Les succès les plus importants sont dus à des innovations techniques permettant, sans grands investissements, de limiter ou remplacer certaines substances toxiques: on a par exemple diminué le taux de plomb dans l'essence ou celui du soufre dans le mazout. En revanche, les mesures préconisées ont rencontré une grande résistance chaque fois qu'une industrie aurait dû investir fortement pour adapter sa production aux normes en vigueur (industrie de l'acier et de l'aluminium) ou lorsqu'un sacrifice individuel serait nécessaire (renoncer à la mobilité offerte par la voiture). En ce qui concerne la protection de l'air et la lutte contre le bruit notamment, le trafic routier n'a pas encore payé son tribut pour atteindre les objectifs fixés. Les débats sont rendus difficiles par des controverses continuelles entre ceux qui estiment que la technique permet une protection de l'environnement suffisante dans le cadre de l'économie de marché et ceux qui estiment qu'il faut prendre une nouvelle orientation, respectueuse des ressources naturelles. La décision est d'autant plus difficile que la plupart des problèmes environnementaux sont complexes et ne peuvent être expliqués par de simples liens de cause à effet.
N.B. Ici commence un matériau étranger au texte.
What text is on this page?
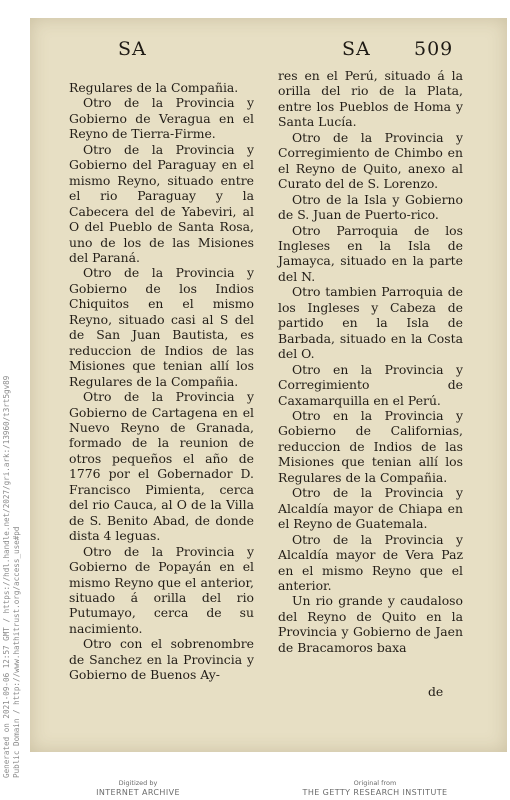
SA	SA 509

Regulares de la Compañia.

Otro de la Provincia y Gobierno de Veragua en el Reyno de Tierra-Firme.

Otro de la Provincia y Gobierno del Paraguay en el mismo Reyno, situado entre el rio Paraguay y la Cabecera del de Yabeviri, al O del Pueblo de Santa Rosa, uno de los de las Misiones del Paraná.

Otro de la Provincia y Gobierno de los Indios Chiquitos en el mismo Reyno, situado casi al S del de San Juan Bautista, es reduccion de Indios de las Misiones que tenian allí los Regulares de la Compañia.

Otro de la Provincia y Gobierno de Cartagena en el Nuevo Reyno de Granada, formado de la reunion de otros pequeños el año de 1776 por el Gobernador D. Francisco Pimienta, cerca del rio Cauca, al O de la Villa de S. Benito Abad, de donde dista 4 leguas.

Otro de la Provincia y Gobierno de Popayán en el mismo Reyno que el anterior, situado á orilla del rio Putumayo, cerca de su nacimiento.

Otro con el sobrenombre de Sanchez en la Provincia y Gobierno de Buenos Ay-

res en el Perú, situado á la orilla del rio de la Plata, entre los Pueblos de Homa y Santa Lucía.

Otro de la Provincia y Corregimiento de Chimbo en el Reyno de Quito, anexo al Curato del de S. Lorenzo.

Otro de la Isla y Gobierno de S. Juan de Puerto-rico.

Otro Parroquia de los Ingleses en la Isla de Jamayca, situado en la parte del N.

Otro tambien Parroquia de los Ingleses y Cabeza de partido en la Isla de Barbada, situado en la Costa del O.

Otro en la Provincia y Corregimiento de Caxamarquilla en el Perú.

Otro en la Provincia y Gobierno de Californias, reduccion de Indios de las Misiones que tenian allí los Regulares de la Compañia.

Otro de la Provincia y Alcaldía mayor de Chiapa en el Reyno de Guatemala.

Otro de la Provincia y Alcaldía mayor de Vera Paz en el mismo Reyno que el anterior.

Un rio grande y caudaloso del Reyno de Quito en la Provincia y Gobierno de Jaen de Bracamoros baxa

de
Generated on 2021-09-06 12:57 GMT / https://hdl.handle.net/2027/gri.ark:/13960/t3rt5gv89 Public Domain / http://www.hathitrust.org/access_use#pd
Digitized by
INTERNET ARCHIVE
Original from
THE GETTY RESEARCH INSTITUTE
Depuis les années 1980, la dimension mondiale de nombreux problèmes environnementaux et les stratégies proposées pour leur résolution ont fait de la protection de l'environnement l'un des grands thèmes de la politique internationale. Lors de la première conférence organisée par l'ONU sur ce thème (Stockholm, 1972), scientifiques et politiciens prônèrent la coopération internationale. Le protocole de Montréal relatif à des substances qui appauvrissent la couche d'ozone, adopté en 1987, posa les bases pour la réduction des émissions de CFC (chlorofluorocarbures) et autres substances apparentées. Lors du "sommet de la terre" de Rio de Janeiro en 1992, la plus grande conférence jamais tenue sur l'environnement, les modifications climatiques, la protection des espèces et la destruction des forêts tropicales furent au centre des débats. Même si le principe d'un développement durable est incontesté dans son principe, le sommet - tout comme les conférences de Berlin (1995), Kyoto (1997) et Buenos Aires (1998) - se termina sans que des mesures concrètes soient prises, par exemple pour réduire la production de gaz à effet de serre. Tout comme les pays de l'Union européenne, la Suisse se propose d'atteindre en 2012 ses objectifs fixés à Kyoto par le biais de la loi sur le CO2 (dioxyde de carbone), soit de réduire de 8% les émissions de six gaz à effet de serre par rapport aux valeurs de 1990.